The opening and closing auctions at U.S. stock exchanges serve as critical price discovery mechanisms. The closing auction on Nasdaq and NYSE determines the official closing price used for index rebalancing, mutual fund net asset value calculations, derivative settlements, and a broad range of portfolio management processes. As passive investing and index rebalancing have grown to represent an enormous share of daily trading activity, the closing auction has become the single most important price-setting event in U.S. equity markets, often accounting for 10 percent or more of a stock's entire daily trading volume in the final few minutes of the session.
The concentration of institutional activity into the closing auction has raised concerns about price dislocation, information asymmetries, and the potential for the dominant exchange hosting the listing — primarily NYSE for NYSE-listed stocks and Nasdaq for Nasdaq-listed stocks — to exercise market power over participants who have no viable alternative for obtaining the official closing price. The SEC has examined whether closing auction access and fees are structured in ways that are fair to all market participants.
Separate from the closing auction, several market structure academics and practitioners have proposed replacing or supplementing continuous limit order book trading with frequent batch auctions — periodic call auctions that occur multiple times per minute or hour rather than continuously. Proponents argue that frequent batch auctions reduce the informational advantage of ultra-low-latency traders, improve price discovery by aggregating orders simultaneously rather than processing them in a continuous race to the top of the queue, and reduce bid-ask spreads for all participants by eliminating the speed-based competition that characterizes continuous markets.

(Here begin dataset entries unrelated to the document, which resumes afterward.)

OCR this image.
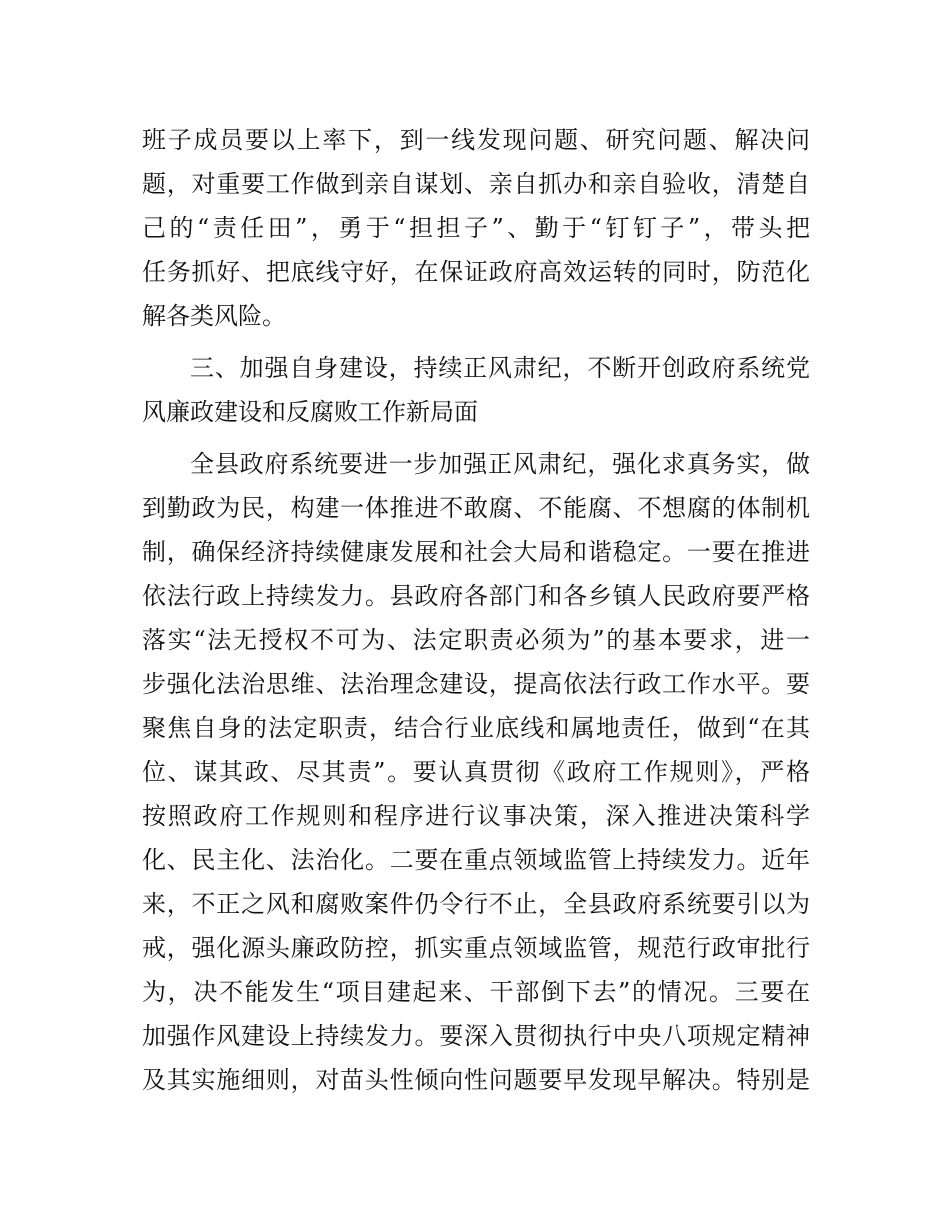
班子成员要以上率下，到一线发现问题、研究问题、解决问
题，对重要工作做到亲自谋划、亲自抓办和亲自验收，清楚自
己的“责任田”，勇于“担担子”、勤于“钉钉子”，带头把
任务抓好、把底线守好，在保证政府高效运转的同时，防范化
解各类风险。
三、加强自身建设，持续正风肃纪，不断开创政府系统党
风廉政建设和反腐败工作新局面
全县政府系统要进一步加强正风肃纪，强化求真务实，做
到勤政为民，构建一体推进不敢腐、不能腐、不想腐的体制机
制，确保经济持续健康发展和社会大局和谐稳定。一要在推进
依法行政上持续发力。县政府各部门和各乡镇人民政府要严格
落实“法无授权不可为、法定职责必须为”的基本要求，进一
步强化法治思维、法治理念建设，提高依法行政工作水平。要
聚焦自身的法定职责，结合行业底线和属地责任，做到“在其
位、谋其政、尽其责”。要认真贯彻《政府工作规则》，严格
按照政府工作规则和程序进行议事决策，深入推进决策科学
化、民主化、法治化。二要在重点领域监管上持续发力。近年
来，不正之风和腐败案件仍令行不止，全县政府系统要引以为
戒，强化源头廉政防控，抓实重点领域监管，规范行政审批行
为，决不能发生“项目建起来、干部倒下去”的情况。三要在
加强作风建设上持续发力。要深入贯彻执行中央八项规定精神
及其实施细则，对苗头性倾向性问题要早发现早解决。特别是
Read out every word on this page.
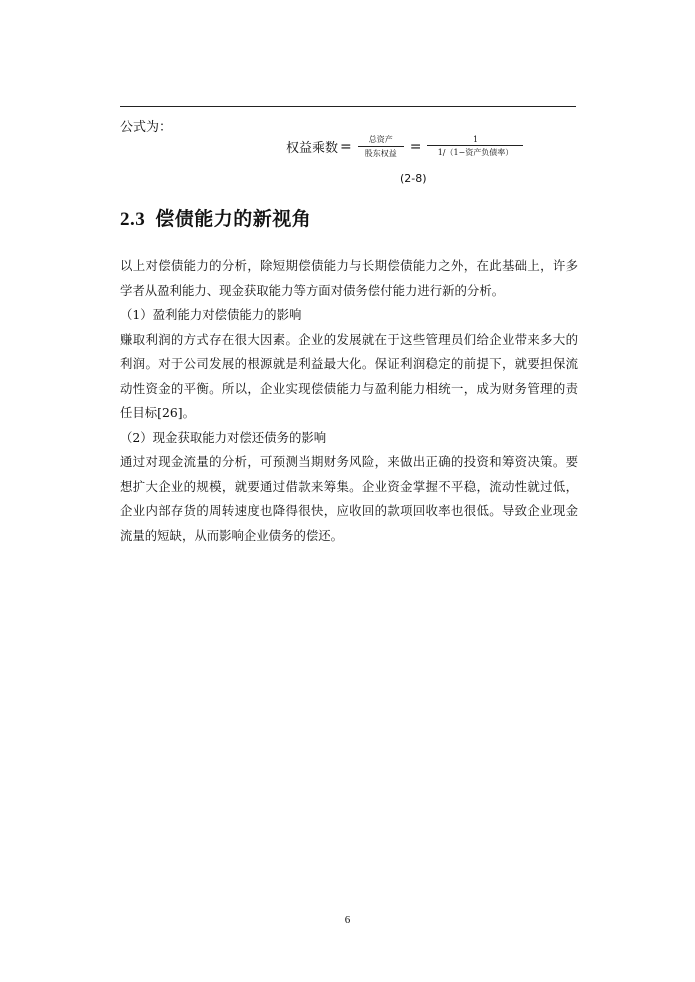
公式为：
权益乘数 = $\frac{\text{总资产}}{\text{股东权益}} = \frac{1}{\text{1/（1−资产负债率）}}$
(2-8)
2.3 偿债能力的新视角

以上对偿债能力的分析，除短期偿债能力与长期偿债能力之外，在此基础上，许多学者从盈利能力、现金获取能力等方面对债务偿付能力进行新的分析。

（1）盈利能力对偿债能力的影响

赚取利润的方式存在很大因素。企业的发展就在于这些管理员们给企业带来多大的利润。对于公司发展的根源就是利益最大化。保证利润稳定的前提下，就要担保流动性资金的平衡。所以，企业实现偿债能力与盈利能力相统一，成为财务管理的责任目标[26]。

（2）现金获取能力对偿还债务的影响

通过对现金流量的分析，可预测当期财务风险，来做出正确的投资和筹资决策。要想扩大企业的规模，就要通过借款来筹集。企业资金掌握不平稳，流动性就过低，企业内部存货的周转速度也降得很快，应收回的款项回收率也很低。导致企业现金流量的短缺，从而影响企业债务的偿还。

6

In the United States, IEX has been the most prominent exchange to implement auction-like mechanisms — specifically the D-Limit order type and the speed bump — but full batch auction trading has not been adopted on any major U.S. exchange. European markets have been more receptive, with the London Stock Exchange and Cboe Europe implementing periodic auction mechanisms that now handle a meaningful fraction of European equity volume. U.S. regulatory engagement with auction market reform has focused primarily on improving closing auction transparency and access rather than structural replacement of continuous trading.